Da tempo, per esempio, ci siamo abituati a considerare lo status (essere donna, invalido ecc.) un fattore importante nel godimento dei diritti. E tenere almeno parzialmente conto dell’orizzonte di vita nel peso del contributo alla determinazione delle scelte sul futuro è un motivo più razionale, anche perché più “universale”, di farlo di quanto non lo sia allocare questo o quel diritto/privilegio in base a categorie più specifiche. Si potrebbe inoltre sostenere che la maggiore età, che determina il diritto di voto, è stata stabilita in società molto giovani in maniera assolutamente convenzionale, e non si vede perché non possa essere stabilito in maniera altrettanto convenzionale un limite di età che riduca l’impatto dell’influenza e delle propensioni dei vecchi in società invecchiate.
Il terzo e più pacifico complesso di misure riguarda da un lato il potenziamento del livello qualitativo della nostra manodopera, a ogni età e a ogni grado di qualificazione, nonché la riorganizzazione della scuola per venire incontro alle esigenze delle coppie con figli, e dall’altro l’aumento maggiore possibile dei finanziamenti pubblici alla ricerca e delle facilitazioni ai privati che vi si impegnano. Per quanto riguarda la scuola si potrebbe pensare a riorganizzarla orientandola tutta verso il tempo pieno, magari non obbligatorio e anche a scapito del sabato se necessario. E si dovrebbe fare di più per l’istruzione continua nelle secondarie superiori come nelle Università (ma sempre in dipartimenti separati a questo finalizzati, per non compromettere la qualità della didattica fondamentale), per far sì che lavoratori maturi e anche anziani creino, per quanto possibile, più valore che si potrebbe usare per una società più a misura di giovani.
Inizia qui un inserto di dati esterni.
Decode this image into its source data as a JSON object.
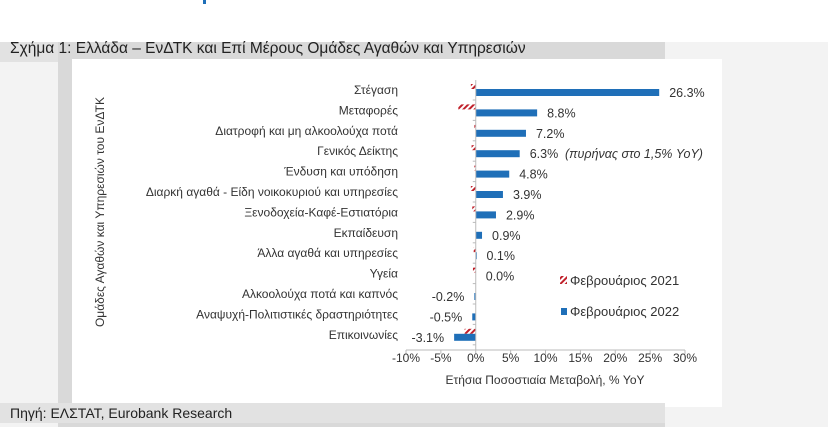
{
  "title": "Σχήμα 1: Ελλάδα – ΕνΔΤΚ και Επί Μέρους Ομάδες Αγαθών και Υπηρεσιών",
  "source": "Πηγή: ΕΛΣΤΑΤ, Eurobank Research",
  "chart_data": {
    "type": "bar",
    "orientation": "horizontal",
    "xlabel": "Ετήσια Ποσοστιαία Μεταβολή, % YoY",
    "ylabel": "Ομάδες Αγαθών και Υπηρεσιών του ΕνΔΤΚ",
    "xlim": [
      -10,
      30
    ],
    "xticks": [
      -10,
      -5,
      0,
      5,
      10,
      15,
      20,
      25,
      30
    ],
    "xtick_labels": [
      "-10%",
      "-5%",
      "0%",
      "5%",
      "10%",
      "15%",
      "20%",
      "25%",
      "30%"
    ],
    "grid": false,
    "legend_position": "right",
    "categories": [
      "Στέγαση",
      "Μεταφορές",
      "Διατροφή και μη αλκοολούχα ποτά",
      "Γενικός Δείκτης",
      "Ένδυση και υπόδηση",
      "Διαρκή αγαθά - Είδη νοικοκυριού και υπηρεσίες",
      "Ξενοδοχεία-Καφέ-Εστιατόρια",
      "Εκπαίδευση",
      "Άλλα αγαθά και υπηρεσίες",
      "Υγεία",
      "Αλκοολούχα ποτά και καπνός",
      "Αναψυχή-Πολιτιστικές δραστηριότητες",
      "Επικοινωνίες"
    ],
    "series": [
      {
        "name": "Φεβρουάριος 2021",
        "color": "#c0202a",
        "pattern": "hatched",
        "values": [
          -0.7,
          -2.5,
          -0.2,
          -0.6,
          -0.2,
          -0.7,
          -0.5,
          0.0,
          -0.3,
          -0.4,
          0.0,
          0.0,
          -1.6
        ]
      },
      {
        "name": "Φεβρουάριος 2022",
        "color": "#1f6fb8",
        "values": [
          26.3,
          8.8,
          7.2,
          6.3,
          4.8,
          3.9,
          2.9,
          0.9,
          0.1,
          0.0,
          -0.2,
          -0.5,
          -3.1
        ],
        "data_labels": [
          "26.3%",
          "8.8%",
          "7.2%",
          "6.3%",
          "4.8%",
          "3.9%",
          "2.9%",
          "0.9%",
          "0.1%",
          "0.0%",
          "-0.2%",
          "-0.5%",
          "-3.1%"
        ]
      }
    ],
    "annotation": "(πυρήνας στο 1,5% YoY)"
  }
}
La cosa decisiva è però che una quota importante dei fondi stanziati vada, a tutti i livelli, alla parte migliore dei nostri studenti, che non sono tutti uguali, nonché al sostegno all’università di ricerca (che è cosa diversa dall’istruzione terziaria superiore) che ancora esiste dentro il sistema universitario pubblico italiano e, ma solo parzialmente, dentro quello privato che, ricordiamolo, non ha di regola i grandi laboratori e le grandi strutture (e spesso nemmeno i dipartimenti) di scienze fisiche, naturali e tecnologiche. Sono campi in cui c’è tra l’altro tantissimo da fare, come abbiamo realizzato “scoprendo” col ritorno della guerra il divario scavatosi in questi settori cruciali tra Europa e Stati Uniti (ma anche la Cina e forse l’India) negli ultimi trent’anni.
Soprattutto, a meno che fantastiche realizzazioni, come una fusione nucleare funzionante, vengano a breve a alleggerire la situazione, l’unica risorsa naturale su cui l’Italia può contare è rappresentata dall’intelligenza e dai talenti dei suoi cittadini, e in particolare di quelli più giovani, più dotati e più energici su cui quindi è utile a tutti investire.